AVY: The best way I can answer that is by hearkening back to an earlier answer which is really going to take all the magic out of it. In the end, it was so much a matter of sitting down with all the stories I’d written in front of me, asking myself which ones had the most crossover potential and ordering those in such a way that they comprised a readable set. Theme, I feel, is something you never consciously set out to do as the writer but more something that  (no offense!) readers impose on your work from the outside. Where writers have obsessions and preoccupations, readers see themes, is maybe a good way to put it. One of my obsessions and/or preoccupations just so happens to be that eroding sense of self that you see in many of the stories—Clemens’ uncertainty of where he’s been and what kind of people he’s been mixed up with; Colby Marshall from “Hard Water” ‘s willful forgetting—or withholding—when it comes to the many “boys” he’s welcomed into his home; the tenant in “The Sub-Leaser” ‘s labyrinth of uncertainties regarding Hank, the man to whom he sublets his apartment; the boy from “The Elder Brother Washing His Hands” ‘s inability to see his instigating role in the disaster he precipitates by following his older brother & boyhood love object to war. If I may act as my own “reader” for a moment, then, one common thread I see among the stories is characters using ignorance (however temporary) as a way to eschew responsibility for their own lives. Purposeful acts of omission, let’s say, that lead people into catastrophe.

SR: What does your writing space look like?

AVY: It’s very eclectic. Which is to say I don’t really have a “writing space,” per se. I’m what you might call an itinerant writer. If at home, I kind of spread out all over my living room—much to my wife’s chagrin.
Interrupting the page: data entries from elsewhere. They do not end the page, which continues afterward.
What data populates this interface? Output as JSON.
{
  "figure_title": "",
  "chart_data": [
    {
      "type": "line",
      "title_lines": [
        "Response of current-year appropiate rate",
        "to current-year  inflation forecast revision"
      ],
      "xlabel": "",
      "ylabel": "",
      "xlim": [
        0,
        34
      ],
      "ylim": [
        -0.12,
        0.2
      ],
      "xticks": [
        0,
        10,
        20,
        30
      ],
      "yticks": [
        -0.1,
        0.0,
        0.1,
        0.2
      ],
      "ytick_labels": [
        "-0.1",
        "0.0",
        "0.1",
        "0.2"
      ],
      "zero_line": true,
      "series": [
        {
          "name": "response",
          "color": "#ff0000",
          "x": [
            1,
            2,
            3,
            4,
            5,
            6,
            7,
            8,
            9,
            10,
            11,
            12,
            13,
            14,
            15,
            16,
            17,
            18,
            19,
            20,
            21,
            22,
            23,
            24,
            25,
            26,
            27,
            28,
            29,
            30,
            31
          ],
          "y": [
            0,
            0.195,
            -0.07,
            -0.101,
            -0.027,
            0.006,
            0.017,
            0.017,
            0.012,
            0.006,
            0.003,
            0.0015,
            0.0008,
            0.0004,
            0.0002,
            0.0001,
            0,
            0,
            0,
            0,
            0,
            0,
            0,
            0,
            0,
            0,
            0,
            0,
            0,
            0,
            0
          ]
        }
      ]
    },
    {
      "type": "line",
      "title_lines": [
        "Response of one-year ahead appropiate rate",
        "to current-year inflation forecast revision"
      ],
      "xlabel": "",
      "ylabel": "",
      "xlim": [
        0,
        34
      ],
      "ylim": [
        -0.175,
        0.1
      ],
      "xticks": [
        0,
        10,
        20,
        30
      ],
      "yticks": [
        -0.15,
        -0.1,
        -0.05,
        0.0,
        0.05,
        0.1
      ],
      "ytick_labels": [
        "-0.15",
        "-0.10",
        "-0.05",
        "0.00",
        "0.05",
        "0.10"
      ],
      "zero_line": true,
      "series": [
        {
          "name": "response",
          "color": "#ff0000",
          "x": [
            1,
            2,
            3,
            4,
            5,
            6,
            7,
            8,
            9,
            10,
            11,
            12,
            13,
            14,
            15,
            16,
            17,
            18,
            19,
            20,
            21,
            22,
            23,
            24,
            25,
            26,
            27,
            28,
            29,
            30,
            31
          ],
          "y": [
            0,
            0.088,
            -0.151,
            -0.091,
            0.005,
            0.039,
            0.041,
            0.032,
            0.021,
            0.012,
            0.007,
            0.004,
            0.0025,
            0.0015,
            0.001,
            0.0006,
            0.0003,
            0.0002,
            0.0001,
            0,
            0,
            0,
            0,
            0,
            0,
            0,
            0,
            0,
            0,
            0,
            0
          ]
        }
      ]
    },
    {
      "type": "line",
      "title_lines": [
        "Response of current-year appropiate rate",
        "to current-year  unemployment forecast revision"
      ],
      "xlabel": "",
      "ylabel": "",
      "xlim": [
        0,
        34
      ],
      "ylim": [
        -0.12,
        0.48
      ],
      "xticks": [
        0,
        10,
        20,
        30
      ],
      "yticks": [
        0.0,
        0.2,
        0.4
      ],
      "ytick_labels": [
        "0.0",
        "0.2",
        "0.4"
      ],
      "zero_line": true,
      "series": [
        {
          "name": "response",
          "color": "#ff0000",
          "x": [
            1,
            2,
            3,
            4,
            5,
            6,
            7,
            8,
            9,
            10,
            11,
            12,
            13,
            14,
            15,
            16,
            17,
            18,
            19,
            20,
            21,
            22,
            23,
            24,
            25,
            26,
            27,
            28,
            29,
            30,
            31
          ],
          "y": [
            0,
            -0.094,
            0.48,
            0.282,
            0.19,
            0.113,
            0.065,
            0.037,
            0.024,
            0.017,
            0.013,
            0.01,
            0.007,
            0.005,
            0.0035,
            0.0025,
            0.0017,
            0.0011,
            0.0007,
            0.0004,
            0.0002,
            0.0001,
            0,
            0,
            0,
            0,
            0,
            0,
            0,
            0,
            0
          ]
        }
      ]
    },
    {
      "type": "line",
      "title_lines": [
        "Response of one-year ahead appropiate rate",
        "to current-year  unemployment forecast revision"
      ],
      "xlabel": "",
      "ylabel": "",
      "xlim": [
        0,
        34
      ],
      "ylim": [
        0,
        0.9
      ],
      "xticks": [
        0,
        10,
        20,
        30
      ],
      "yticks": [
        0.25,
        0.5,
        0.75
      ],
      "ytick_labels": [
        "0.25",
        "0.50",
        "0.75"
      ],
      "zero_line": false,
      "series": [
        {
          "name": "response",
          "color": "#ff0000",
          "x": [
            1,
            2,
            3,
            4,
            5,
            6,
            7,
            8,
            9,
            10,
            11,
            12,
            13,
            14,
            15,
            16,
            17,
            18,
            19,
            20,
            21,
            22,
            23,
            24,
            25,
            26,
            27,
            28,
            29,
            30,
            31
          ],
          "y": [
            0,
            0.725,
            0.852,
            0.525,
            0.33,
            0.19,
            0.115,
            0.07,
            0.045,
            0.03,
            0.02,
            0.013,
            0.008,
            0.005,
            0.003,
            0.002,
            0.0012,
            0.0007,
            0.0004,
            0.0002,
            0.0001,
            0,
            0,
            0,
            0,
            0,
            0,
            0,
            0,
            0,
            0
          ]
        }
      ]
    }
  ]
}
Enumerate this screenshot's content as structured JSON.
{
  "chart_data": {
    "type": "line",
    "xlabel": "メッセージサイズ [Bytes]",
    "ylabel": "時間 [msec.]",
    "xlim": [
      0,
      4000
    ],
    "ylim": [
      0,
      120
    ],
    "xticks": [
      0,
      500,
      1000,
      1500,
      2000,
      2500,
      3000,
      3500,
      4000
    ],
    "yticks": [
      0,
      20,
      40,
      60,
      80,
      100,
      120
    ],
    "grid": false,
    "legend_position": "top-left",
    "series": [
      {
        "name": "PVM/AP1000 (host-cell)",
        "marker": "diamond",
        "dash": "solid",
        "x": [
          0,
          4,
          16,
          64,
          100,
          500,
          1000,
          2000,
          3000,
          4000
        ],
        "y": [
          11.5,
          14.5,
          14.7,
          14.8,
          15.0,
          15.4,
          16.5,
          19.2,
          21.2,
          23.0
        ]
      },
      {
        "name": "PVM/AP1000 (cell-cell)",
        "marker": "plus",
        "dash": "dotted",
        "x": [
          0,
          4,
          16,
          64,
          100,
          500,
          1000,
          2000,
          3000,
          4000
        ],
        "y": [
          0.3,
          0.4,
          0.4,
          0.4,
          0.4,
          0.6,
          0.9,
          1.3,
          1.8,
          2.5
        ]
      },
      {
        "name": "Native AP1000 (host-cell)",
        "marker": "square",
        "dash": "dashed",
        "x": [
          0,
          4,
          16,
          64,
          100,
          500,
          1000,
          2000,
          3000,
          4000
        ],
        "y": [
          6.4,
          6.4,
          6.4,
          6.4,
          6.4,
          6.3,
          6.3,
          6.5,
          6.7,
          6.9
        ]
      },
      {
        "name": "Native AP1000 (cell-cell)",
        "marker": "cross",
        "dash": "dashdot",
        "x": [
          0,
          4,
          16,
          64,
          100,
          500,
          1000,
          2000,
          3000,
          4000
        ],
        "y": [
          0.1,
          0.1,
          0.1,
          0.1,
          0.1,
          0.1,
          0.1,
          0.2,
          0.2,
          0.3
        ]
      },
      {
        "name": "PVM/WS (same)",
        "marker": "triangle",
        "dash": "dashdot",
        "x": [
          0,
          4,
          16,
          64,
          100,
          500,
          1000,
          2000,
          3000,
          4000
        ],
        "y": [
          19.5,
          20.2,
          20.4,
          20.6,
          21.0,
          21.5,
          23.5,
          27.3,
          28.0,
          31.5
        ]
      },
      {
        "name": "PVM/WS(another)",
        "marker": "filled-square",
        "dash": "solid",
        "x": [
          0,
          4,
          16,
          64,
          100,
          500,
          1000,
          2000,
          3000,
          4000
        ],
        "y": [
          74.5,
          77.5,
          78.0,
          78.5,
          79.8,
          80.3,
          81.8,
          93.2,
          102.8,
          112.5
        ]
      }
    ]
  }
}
I sit on one of two couches with my laptop on a pillow, or the Eames chair in the corner, or standing at the counter while I’m cooking or whatever. Sometimes at the table and sometimes in bed. Sometimes in coffee shops, sometimes in bars. For a while, when I was commuting to downtown New Orleans on the streetcar, I would write on there for the hour and change that was my commute. All this is partly due to my present circumstances—full-time fatherhood—which force me to eek out writing time wherever and whenever I can with very little ritual preparation. Yet now that I think of it, it’s not a whole lot different from how I used to write before Sebastian. In any case, I’m fortunate to be one of those writers who work well on the fly, because it means that I produce a lot in spite of many competing obligations. I’m working abreast of the pace of the world.